Я не имею ни малейшего понятия, что делать дальше.

С одной стороны, ей казалось, что она слишком высоко ставит своё жалкое существование, а с другой – ей никак не хотелось вот так вот запросто расстаться с жизнью. Не в силах принять какое-либо решение, Йоко никак не могла покинуть Горъйо.

Она по прежнему бродила по округе, время от времени возвращаясь к воротам города; вновь и вновь подходила к путникам, и, задавая им одни и те же вопросы, продолжала получать одни и те же ответы. В конце концов, она потеряла всякую надежду.

– Ну и ну, здравствуй.

Прозвучало приветствие позади неё. Йоко тут же было кинулась сбежать, но, обернувшись назад, увидела глядящих на неё из окружающей толпы, женщину с девочкой.
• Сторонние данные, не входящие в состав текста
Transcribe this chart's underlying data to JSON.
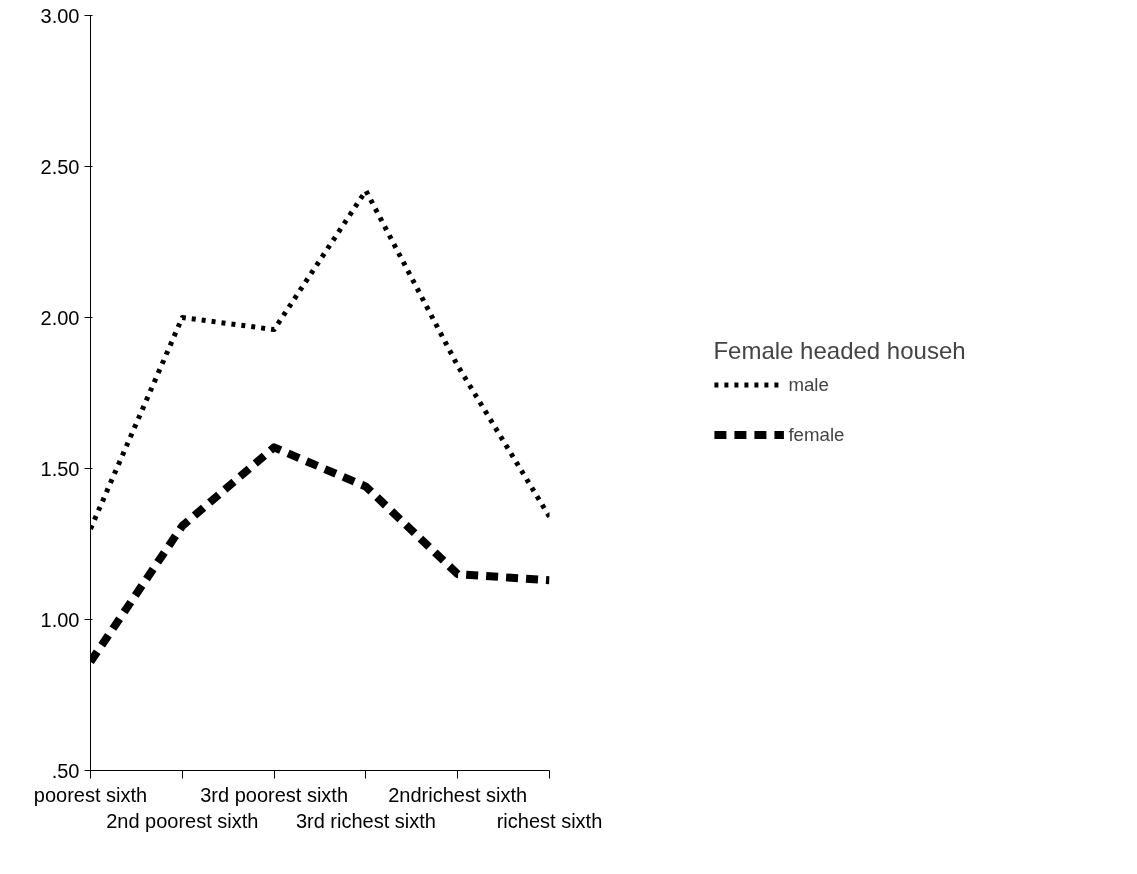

– Мы ведь встречались возле Бакуро?

Йоко мгновенно замерла на месте от неожиданности. Это были те самые мать с дочерью, которых она повстречала тогда на горной тропе. Они торговали сахарным сиропом и сейчас весь их товар, в виде большой поклажи, висел у них за плечами, как и обычно во время их странствий.

– Как замечательно. С тобой всё в порядке. – Мать несколько озадаченно улыбнулась. Её дочка разглядывала Йоко с ещё большим недоумением.

– Твои раны уже зажили, я полагаю?

После некоторого замешательства Йоко кивнула, и затем низко склонила голову.

– Большое спасибо за то, что помогли мне тогда.

Тогда, когда она ушла в горы, отвергнув протянутую ей руку помощи. Хоть она и поблагодарила их на словах, но это шло не от чистого сердца.

– Как хорошо увидеть тебя снова. Мы волновались за тебя. – На этот раз женщина улыбнулась не столь вымученной улыбкой. – Видишь, Гъйокуйо, с ней всё в порядке.

Она посмотрела на девочку, которая продолжала рассматривать Йоко явно сбитая с толку. Дочка прижалась ближе к матери. Йоко попыталась улыбнуться и вдруг поняла, что уже давным-давно этого не делала. Все её лицевые мышцы были настолько напряжены и непослушны, что улыбки практически не получилось.

Гъйокуйо, капризно поморщившись, попыталась спрятаться за матерью. Йоко склонилась к ней и выдавила наконец из себя улыбку. Если бы они не дали ей тогда воду и сладкий сироп, вряд ли бы она сумела продержаться в ту ночь.

– Я всегда буду благодарна за ту воду и сладость, что ты мне дала.

Девочка переводила взгляд с мамы на Йоко и наоборот. Засмеявшись, она вдруг насупилась, сразу же смутившись. Но, мгновеньем позже, вновь захихикала. Её личико было таким милым и невинным, что у Йоко подступили слёзы к глазам.